Motto: Die Krisen erstmal kommen lassen

27. April 2019

Die Bundesregierung hat es versäumt, sich mit Frankreich um eine einheitliche Linie in der Libyen-Politik zu bemühen. Nur ein Beispiel für die zögerliche deutsche Außenpolitik in der letzten Zeit.

Global Solutions Summit Berlin
Bild: AFP/Getty Images/J. MacDougall

Geht Deutschland die bedrohliche Situation in Libyen wirklich etwas an? Lange hatten Beobachter im politischen Berlin den Eindruck: eher nicht. Inzwischen steht der von Frankreich unterstützte General Khalifa Haftar kurz vor Tripolis, seine Truppen liefern sich heftige Gefechte mit den offiziellen Regierungstruppen. Wohlgemerkt, jener Regierung, die die international anerkannte des Landes ist. Erst sehr spät fing Berlin an, das zuvor lästige Thema in Paris auch direkt anzusprechen.
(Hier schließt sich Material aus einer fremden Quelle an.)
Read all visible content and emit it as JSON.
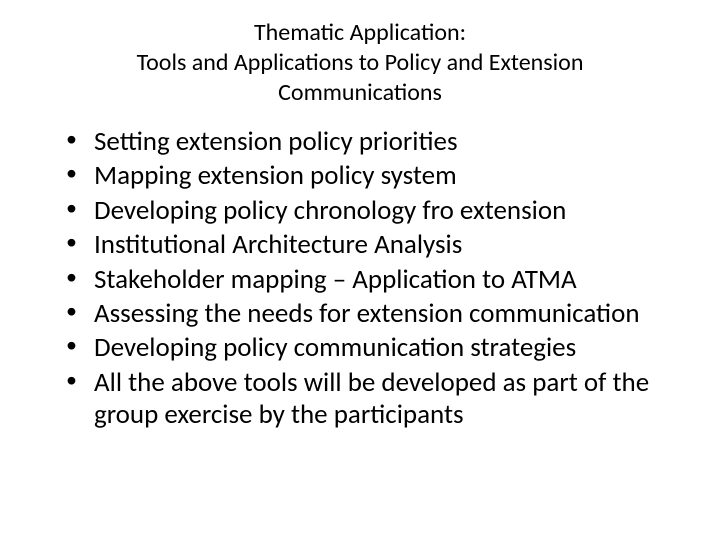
{
  "title": {
    "line1": "Thematic Application:",
    "line2": "Tools and Applications to Policy and Extension",
    "line3": "Communications"
  },
  "bullets": {
    "item0": "Setting extension policy priorities",
    "item1": "Mapping extension policy system",
    "item2": "Developing policy chronology fro extension",
    "item3": "Institutional Architecture Analysis",
    "item4": "Stakeholder mapping – Application to ATMA",
    "item5": "Assessing the needs for extension communication",
    "item6": "Developing policy communication strategies",
    "item7": "All the above tools will be developed as part of the group exercise by the participants"
  }
}
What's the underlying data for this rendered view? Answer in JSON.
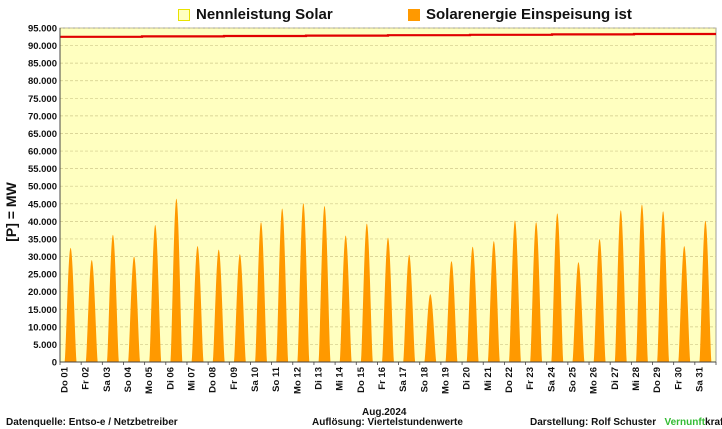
{
  "legend": {
    "capacity_label": "Nennleistung Solar",
    "feedin_label": "Solarenergie Einspeisung ist"
  },
  "colors": {
    "capacity_line": "#e00000",
    "capacity_swatch_border": "#e8e200",
    "capacity_fill": "#ffffc0",
    "feedin": "#ff9900",
    "grid": "#cfc98a"
  },
  "footer": {
    "source": "Datenquelle:  Entso-e  / Netzbetreiber",
    "resolution": "Auflösung: Viertelstundenwerte",
    "author": "Darstellung:  Rolf Schuster",
    "brand_part1": "Vernunft",
    "brand_part2": "kraft"
  },
  "chart_data": {
    "type": "area",
    "ylabel": "[P]  =  MW",
    "xlabel": "Aug.2024",
    "ylim": [
      0,
      95000
    ],
    "ytick_step": 5000,
    "ytick_labels": [
      "0",
      "5.000",
      "10.000",
      "15.000",
      "20.000",
      "25.000",
      "30.000",
      "35.000",
      "40.000",
      "45.000",
      "50.000",
      "55.000",
      "60.000",
      "65.000",
      "70.000",
      "75.000",
      "80.000",
      "85.000",
      "90.000",
      "95.000"
    ],
    "grid": true,
    "categories": [
      "Do 01",
      "Fr 02",
      "Sa 03",
      "So 04",
      "Mo 05",
      "Di 06",
      "Mi 07",
      "Do 08",
      "Fr 09",
      "Sa 10",
      "So 11",
      "Mo 12",
      "Di 13",
      "Mi 14",
      "Do 15",
      "Fr 16",
      "Sa 17",
      "So 18",
      "Mo 19",
      "Di 20",
      "Mi 21",
      "Do 22",
      "Fr 23",
      "Sa 24",
      "So 25",
      "Mo 26",
      "Di 27",
      "Mi 28",
      "Do 29",
      "Fr 30",
      "Sa 31"
    ],
    "series": [
      {
        "name": "Solarenergie Einspeisung ist",
        "daily_peak_values": [
          32500,
          29000,
          36200,
          30000,
          39000,
          46500,
          33000,
          32000,
          30700,
          39800,
          43700,
          45200,
          44400,
          36000,
          39400,
          35400,
          30500,
          19300,
          28700,
          32800,
          34400,
          40300,
          39800,
          42300,
          28400,
          35000,
          43200,
          44800,
          42900,
          33000,
          40200
        ]
      },
      {
        "name": "Nennleistung Solar",
        "start": 92500,
        "end": 93300
      }
    ]
  }
}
Keine Gespräche auf Chefebene über Libyen

Experten wie Wolfram Lacher von der Berliner Stiftung Wissenschaft und Politik sehen in Deutschlands Passivität angesichts des entschlossenen Vorgehens Frankreichs einen Hauptgrund für die eskalierende Lage in Libyen. Berlin habe es versäumt, das Thema dort zu diskutieren, wo es hingehöre - nämlich ganz oben. Als Chefsache zwischen dem französischen Präsidenten Emmanuel Macron und Bundeskanzlerin Angela Merkel. Nun, sagt Lacher, "haben die Europäer jegliche Kontrolle über diesen schwelenden Konflikt vor ihrer eigenen Haustür an die Golfstaaten abgegeben". Denn aus Saudi-Arabien und den Vereinigten Arabischen Emiraten (VAE), so wird berichtet, strömen sowohl frisches Geld als auch Waffen in einen Konflikt, der die nächste Flüchtlingswelle Richtung Europa auslösen könnte. Man "kenne die Berichte", hieß es dazu am Mittwoch dieser Woche schmallippig aus dem Auswärtigen Amt in Berlin. Konkret arbeite man weiter daran, eine gemeinsame UN-Resolution auf den Weg zu bringen, die zur Beruhigung der Lage beitragen solle. Deutschland führt in diesem Monat im Sicherheitsrat der Vereinten Nationen den Vorsitz. Es klingt ein bisschen so, als mache die deutsche Regierung einfach weiter wie bisher, auch wenn die Lage mittlerweile eine ganz andere ist.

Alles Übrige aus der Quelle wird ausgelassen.